King knew that part of what Christ accomplished on the cross was not only the reconciliation of individuals to God, but also the reconciliation of estranged people groups to one another. Greek and Jew, circumcised and barbarian, slave and free, male and female are all one now. Not because of a meat man. Because of Jesus. He is the One who welcomes us all.
The day before his assassination, King’s thundering voice rang out “We’ve got some difficult days ahead, but it really doesn’t matter with me now, because I’ve been to the mountaintop.“
Like anybody, I would like to live a long life. Longevity has its place. But I’m not concerned with that now. I just want to do God’s will. And he allowed me to go up to the mountain. And I’ve looked over. And I’ve seen the Promised Land.
“And I’m so happy tonight! I’m not worried about anything, I’m not fearing any man!
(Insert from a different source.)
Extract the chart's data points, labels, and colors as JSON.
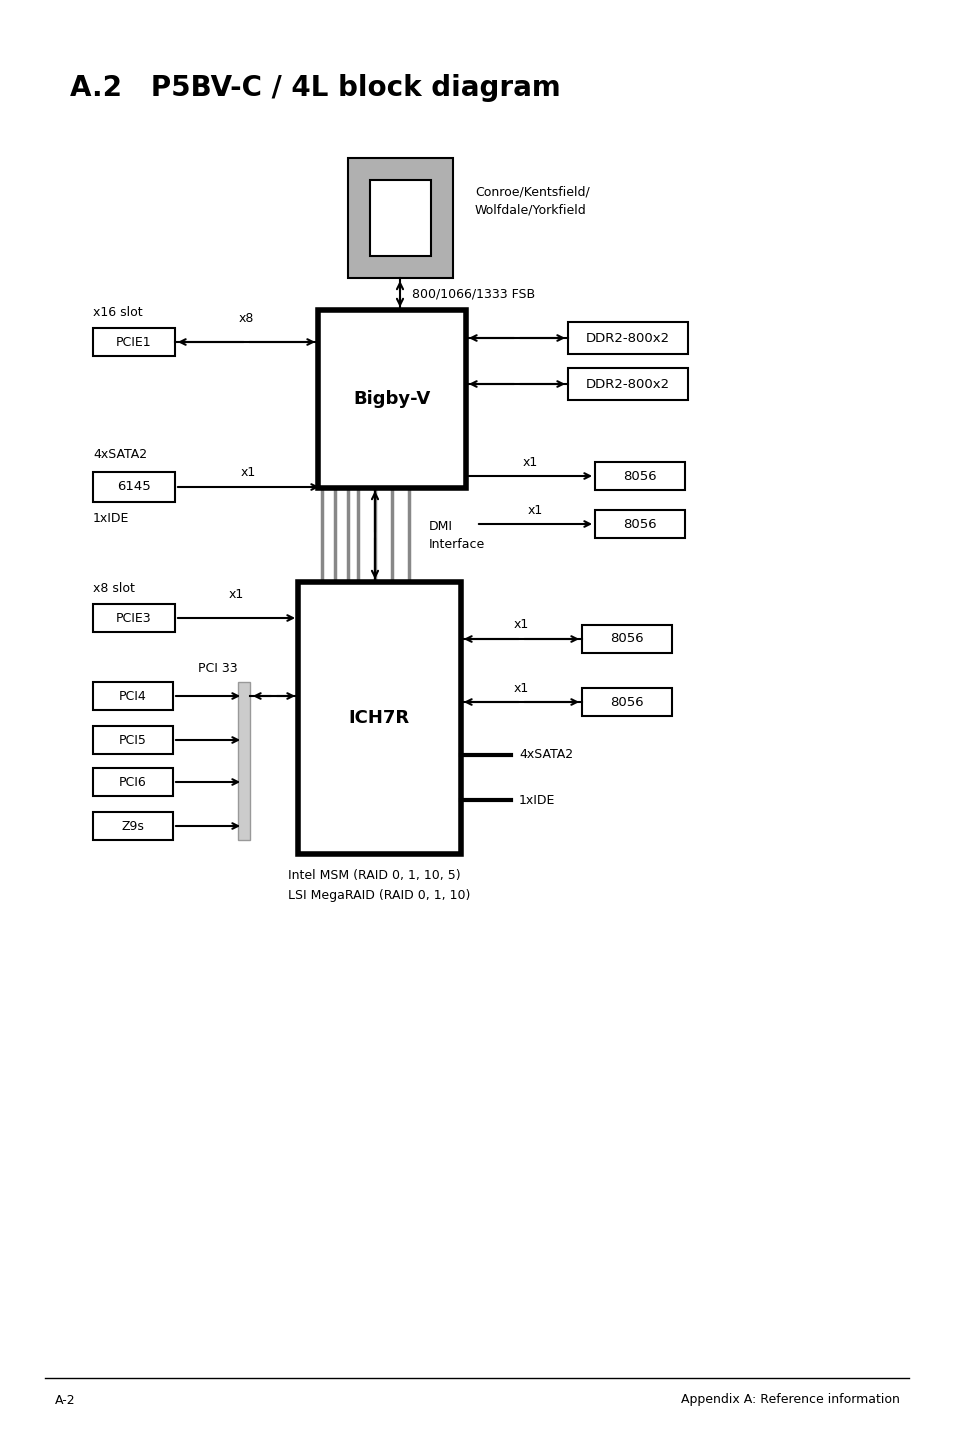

Mine eyes have seen the glory of the coming of the Lord!”
In that Disney restaurant last week God opened my own eyes to catch a glimpse of the glory of God’s Kingdom, too. And I hope thinking about the faith and effort and death of Martin Luther and HIS dream makes us all want to work a bit harder on these things. Because King’s dream wasn’t his own. And he didn’t get it from a Walt Disney or the meat man. He got it from his King.